Consciência e Inconsciência


O simples fato de dividir nossa natureza interior em Consciente e Subconsciente está indicando algo anormal em nós. Sabemos que saímos perfeitos das mãos do Criador; logicamente teríamos somente uma natureza consciente, o que indica, claramente, que nosso subconsciente está formado por uma série de agregados psicológicos anormais, que não tem nenhuma relação com a natureza.



Nossa consciência adormeceu em 97%, e, durante as horas chamadas de vigília, quando nos consideramos “acordados”, somente participamos de uns 3% de consciência; quando afirmamos “estou consciente de mim mesmo”, embora pareça estranho, fazemo-lo, somente, com esses 3% de consciência. Com essa porcentagem limitada, nos dedicamos às nossas atividades diárias. E, devido ao esmagador 97% de inconsciência, vivemos fascinados com tudo o que nos rodeia, envolvidos em um hipnotismo coletivo, fazendo uma coisa e pensando, ao mesmo tempo, em várias outras, em nossas lembranças, divagações, ilusões, desejos, prazeres, projetos, etc. Num desfile interminável, nossos pensamentos sucedem-se, indistintamente, entre nosso presente, passado e futuro.

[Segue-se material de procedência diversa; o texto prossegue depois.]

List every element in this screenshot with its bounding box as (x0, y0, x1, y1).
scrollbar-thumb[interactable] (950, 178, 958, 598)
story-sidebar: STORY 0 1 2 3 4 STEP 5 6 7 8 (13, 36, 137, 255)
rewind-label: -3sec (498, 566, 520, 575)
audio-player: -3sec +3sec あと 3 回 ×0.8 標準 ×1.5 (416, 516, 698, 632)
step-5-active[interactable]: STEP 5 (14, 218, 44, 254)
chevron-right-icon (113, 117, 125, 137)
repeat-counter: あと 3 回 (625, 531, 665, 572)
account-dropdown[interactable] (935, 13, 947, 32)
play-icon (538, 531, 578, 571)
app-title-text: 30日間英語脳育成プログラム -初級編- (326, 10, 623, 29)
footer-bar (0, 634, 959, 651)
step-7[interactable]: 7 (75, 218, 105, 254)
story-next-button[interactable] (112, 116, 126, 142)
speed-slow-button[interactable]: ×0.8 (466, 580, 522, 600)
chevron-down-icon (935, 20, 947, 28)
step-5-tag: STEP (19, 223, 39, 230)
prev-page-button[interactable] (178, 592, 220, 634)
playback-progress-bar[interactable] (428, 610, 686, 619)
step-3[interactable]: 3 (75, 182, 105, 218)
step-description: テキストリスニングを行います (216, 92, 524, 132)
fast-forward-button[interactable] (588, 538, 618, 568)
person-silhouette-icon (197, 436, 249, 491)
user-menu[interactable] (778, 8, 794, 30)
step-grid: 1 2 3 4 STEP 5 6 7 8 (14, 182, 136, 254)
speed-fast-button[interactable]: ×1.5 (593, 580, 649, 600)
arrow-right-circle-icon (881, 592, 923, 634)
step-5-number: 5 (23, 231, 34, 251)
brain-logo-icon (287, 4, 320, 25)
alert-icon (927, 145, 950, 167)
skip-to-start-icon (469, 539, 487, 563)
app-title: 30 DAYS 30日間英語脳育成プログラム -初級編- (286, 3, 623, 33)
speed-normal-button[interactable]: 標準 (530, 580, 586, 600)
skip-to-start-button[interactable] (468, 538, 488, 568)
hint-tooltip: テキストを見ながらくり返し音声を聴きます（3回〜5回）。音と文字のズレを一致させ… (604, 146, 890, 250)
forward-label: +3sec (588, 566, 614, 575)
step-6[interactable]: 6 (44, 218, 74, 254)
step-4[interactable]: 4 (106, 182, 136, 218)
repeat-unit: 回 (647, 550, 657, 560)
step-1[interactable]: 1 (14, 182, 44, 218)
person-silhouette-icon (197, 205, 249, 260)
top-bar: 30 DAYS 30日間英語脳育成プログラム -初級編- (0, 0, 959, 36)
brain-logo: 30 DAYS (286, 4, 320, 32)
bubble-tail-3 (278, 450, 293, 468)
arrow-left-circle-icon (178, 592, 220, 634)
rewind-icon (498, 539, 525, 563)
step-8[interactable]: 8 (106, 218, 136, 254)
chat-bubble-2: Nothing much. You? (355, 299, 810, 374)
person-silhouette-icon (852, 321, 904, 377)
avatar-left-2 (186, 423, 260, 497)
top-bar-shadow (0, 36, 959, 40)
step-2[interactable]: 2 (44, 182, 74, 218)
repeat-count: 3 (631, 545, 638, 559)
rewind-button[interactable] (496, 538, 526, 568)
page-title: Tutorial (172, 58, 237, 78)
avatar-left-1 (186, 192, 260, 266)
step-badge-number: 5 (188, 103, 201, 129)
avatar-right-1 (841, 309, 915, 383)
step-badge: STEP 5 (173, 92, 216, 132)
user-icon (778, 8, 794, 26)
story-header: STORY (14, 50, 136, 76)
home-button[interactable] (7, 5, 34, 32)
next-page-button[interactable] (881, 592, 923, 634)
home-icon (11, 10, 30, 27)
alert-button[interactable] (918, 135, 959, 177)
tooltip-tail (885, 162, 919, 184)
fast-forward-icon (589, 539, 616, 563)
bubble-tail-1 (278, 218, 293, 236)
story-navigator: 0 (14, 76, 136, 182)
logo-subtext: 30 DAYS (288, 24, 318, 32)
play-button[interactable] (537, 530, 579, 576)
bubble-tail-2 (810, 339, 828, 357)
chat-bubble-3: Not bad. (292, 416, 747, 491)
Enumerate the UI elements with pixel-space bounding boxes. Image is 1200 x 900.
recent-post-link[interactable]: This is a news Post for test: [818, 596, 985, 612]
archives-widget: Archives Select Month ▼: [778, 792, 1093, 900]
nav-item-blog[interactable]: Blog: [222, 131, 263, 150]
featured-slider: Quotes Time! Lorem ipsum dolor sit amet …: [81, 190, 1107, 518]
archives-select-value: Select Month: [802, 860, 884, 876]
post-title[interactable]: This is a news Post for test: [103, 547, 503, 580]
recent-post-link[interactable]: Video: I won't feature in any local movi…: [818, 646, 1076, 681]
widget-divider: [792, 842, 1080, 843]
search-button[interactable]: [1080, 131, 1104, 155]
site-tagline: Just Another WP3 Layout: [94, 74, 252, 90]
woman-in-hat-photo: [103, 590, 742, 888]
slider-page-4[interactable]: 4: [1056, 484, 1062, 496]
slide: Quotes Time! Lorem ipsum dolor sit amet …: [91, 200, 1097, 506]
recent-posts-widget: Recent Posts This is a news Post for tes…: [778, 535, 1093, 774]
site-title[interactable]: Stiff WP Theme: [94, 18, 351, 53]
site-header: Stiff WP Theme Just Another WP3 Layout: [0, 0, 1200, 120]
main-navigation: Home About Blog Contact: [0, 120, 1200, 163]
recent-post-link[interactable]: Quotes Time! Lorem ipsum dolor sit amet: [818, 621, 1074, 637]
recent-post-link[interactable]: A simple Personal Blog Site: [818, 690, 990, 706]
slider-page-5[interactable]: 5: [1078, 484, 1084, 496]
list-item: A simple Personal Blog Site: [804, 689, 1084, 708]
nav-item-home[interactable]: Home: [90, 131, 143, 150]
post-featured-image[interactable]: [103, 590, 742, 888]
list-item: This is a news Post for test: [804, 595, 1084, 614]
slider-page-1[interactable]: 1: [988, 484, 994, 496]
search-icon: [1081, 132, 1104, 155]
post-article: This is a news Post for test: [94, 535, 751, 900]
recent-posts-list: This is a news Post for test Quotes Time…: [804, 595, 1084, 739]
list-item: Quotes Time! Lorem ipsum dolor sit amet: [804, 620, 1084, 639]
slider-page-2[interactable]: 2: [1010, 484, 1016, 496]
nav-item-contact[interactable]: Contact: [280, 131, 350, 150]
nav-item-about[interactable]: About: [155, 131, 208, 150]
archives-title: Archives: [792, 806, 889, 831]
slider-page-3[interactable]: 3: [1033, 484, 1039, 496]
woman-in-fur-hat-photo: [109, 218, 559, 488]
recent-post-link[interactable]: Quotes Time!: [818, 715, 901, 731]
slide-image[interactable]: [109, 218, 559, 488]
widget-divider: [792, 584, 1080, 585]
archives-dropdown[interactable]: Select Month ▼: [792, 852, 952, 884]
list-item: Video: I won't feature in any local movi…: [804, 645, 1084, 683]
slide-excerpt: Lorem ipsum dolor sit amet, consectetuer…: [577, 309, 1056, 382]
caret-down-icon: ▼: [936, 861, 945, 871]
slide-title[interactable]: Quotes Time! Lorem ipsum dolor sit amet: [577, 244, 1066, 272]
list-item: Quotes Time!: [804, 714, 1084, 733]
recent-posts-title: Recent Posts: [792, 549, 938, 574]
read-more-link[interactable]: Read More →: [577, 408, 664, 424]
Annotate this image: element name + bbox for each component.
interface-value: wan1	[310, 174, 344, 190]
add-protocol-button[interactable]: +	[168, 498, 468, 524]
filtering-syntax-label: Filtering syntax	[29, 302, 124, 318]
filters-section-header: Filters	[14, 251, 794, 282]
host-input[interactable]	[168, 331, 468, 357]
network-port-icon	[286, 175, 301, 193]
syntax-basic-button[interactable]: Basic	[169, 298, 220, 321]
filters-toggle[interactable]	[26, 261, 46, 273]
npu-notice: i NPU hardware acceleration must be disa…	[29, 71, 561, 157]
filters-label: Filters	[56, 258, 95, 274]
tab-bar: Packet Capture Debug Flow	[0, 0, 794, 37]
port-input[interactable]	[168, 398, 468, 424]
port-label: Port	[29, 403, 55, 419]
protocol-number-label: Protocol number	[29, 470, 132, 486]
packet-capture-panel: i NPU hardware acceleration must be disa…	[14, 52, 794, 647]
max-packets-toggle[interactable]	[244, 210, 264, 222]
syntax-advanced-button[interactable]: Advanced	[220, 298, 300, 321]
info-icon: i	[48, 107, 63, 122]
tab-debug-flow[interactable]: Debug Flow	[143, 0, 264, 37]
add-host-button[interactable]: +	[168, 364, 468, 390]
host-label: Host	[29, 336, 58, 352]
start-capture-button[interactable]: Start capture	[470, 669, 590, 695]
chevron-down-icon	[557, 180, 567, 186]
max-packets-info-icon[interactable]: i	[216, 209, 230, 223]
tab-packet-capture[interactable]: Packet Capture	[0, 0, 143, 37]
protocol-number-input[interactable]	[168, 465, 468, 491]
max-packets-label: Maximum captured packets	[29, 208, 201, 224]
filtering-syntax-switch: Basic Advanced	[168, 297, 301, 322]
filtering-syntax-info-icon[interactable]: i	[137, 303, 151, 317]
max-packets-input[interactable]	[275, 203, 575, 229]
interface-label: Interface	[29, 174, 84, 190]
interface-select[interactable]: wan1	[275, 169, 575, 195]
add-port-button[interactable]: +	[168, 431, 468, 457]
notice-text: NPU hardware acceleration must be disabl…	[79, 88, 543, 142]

Somente uma força exterior, um barulho, alguém que chama, ou algo que, poderosamente nos atrai, tira-nos daquela fascinação, e nos submerge em outra que, nesse momento nos chama atenção; e uma nova procissão de pensamentos, recordações e projetos, desfilam pela tela de nossa mente.

Por isso, quando vamos desfrutar de nosso descanso diário, quando nosso corpo físico dorme para recuperar as energias perdidas, não percebemos que algo escapa do nosso corpo, e esse algo é, precisamente, o NÓS MESMOS, envolvidos em nosso veículo ASTRAL, corpo sutil, imperceptível aos olhos físicos, mas totalmente perceptível aos olhos do clarividente. É ali, na quinta dimensão, no ASTRAL, unidos a nosso corpo pelo cordão de prata, ou ponte de Antakarana, como o chamam os orientais, permanecemos durante horas de sono, repetindo, interminavelmente, nossas lembranças, desejos, paixões, etc., como uma extensão do desfile diário.

Como na Quinta Dimensão não existe o tempo nem o espaço, vivemos com mais amplitude de “tempo” e de “distância” muitas experiências, submergimo-nos no remoto passado, “vivendo” outras épocas, outros costumes, vestindo outros trajes e, em distantes lugares que nunca visitamos, porém, tão “conhecidos” durante nossa experiência ASTRAL; ou nos transladamos ao próximo, ou longínquo futuro, e viemos determinadas cenas que, ao retornar a nosso corpo físico, recordamos como sonhos. Porém, ao passarem os dias, ou os anos, na vida real, acontecem em todos os seus detalhes, tal qual como sonhamos.

Esta é a razão pela qual, algumas pessoas, podem predizer acontecimentos futuros, relacionados com alguns fatos importantes de sua vida ou do mundo. E, em casos especiais de grandes personalidades de CONSCIÊNCIA DESPERTA, como os construtores da grande Pirâmide, em que se predisse a “História” da futura humanidade, com muita antecipação e luxo de detalhes, tais como: A manifestação do Grande Mestre Jesus, o Cristo, dois mil anos antes: Acontecimentos de fatos como a primeira e segunda Guerra Mundial e outros; tudo estampado na dura pedra. Predições que se semelham às de Nostradamus, e às daquele, ainda mais famoso, o Grande Clarividente da Ilha de Patmos, “São João”, autor de “O APOCALIPSE”.

Na Dimensão ASTRAL, encontra-se o presente, o passado e futuro da humanidade, irmanados num eterno “agora”. Por isso, os orientais denominam-no: “Os Arquivos Akáshicos” da natureza. Nós, em nossas horas de sono, em nosso corpo Astral (a alma), nos desdobramos nessa Dimensão ASTRAL; porém, devido à nossa inconsciência diária, à nossa divagação permanente durante o dia, a nossos erros, ao constante desgaste de energia psíquica em explosões de ira, estados nervosos, inveja, cobiça, orgulho etc., e a uma multidão de ilusões intermináveis, durante nossas ocupações, adormecemos nossa consciência; e aquelas experiências não passam de meros sonhos que, geralmente. Devido ao total desconhecimento das coisas, nos atrevemos a julgar de “irreais”. Entretanto, para aquelas pessoas de Consciência Desperta são verdadeiras experiências, tanto ou mais reais que as estamos vivendo neste mundo tridimensional de Euclides.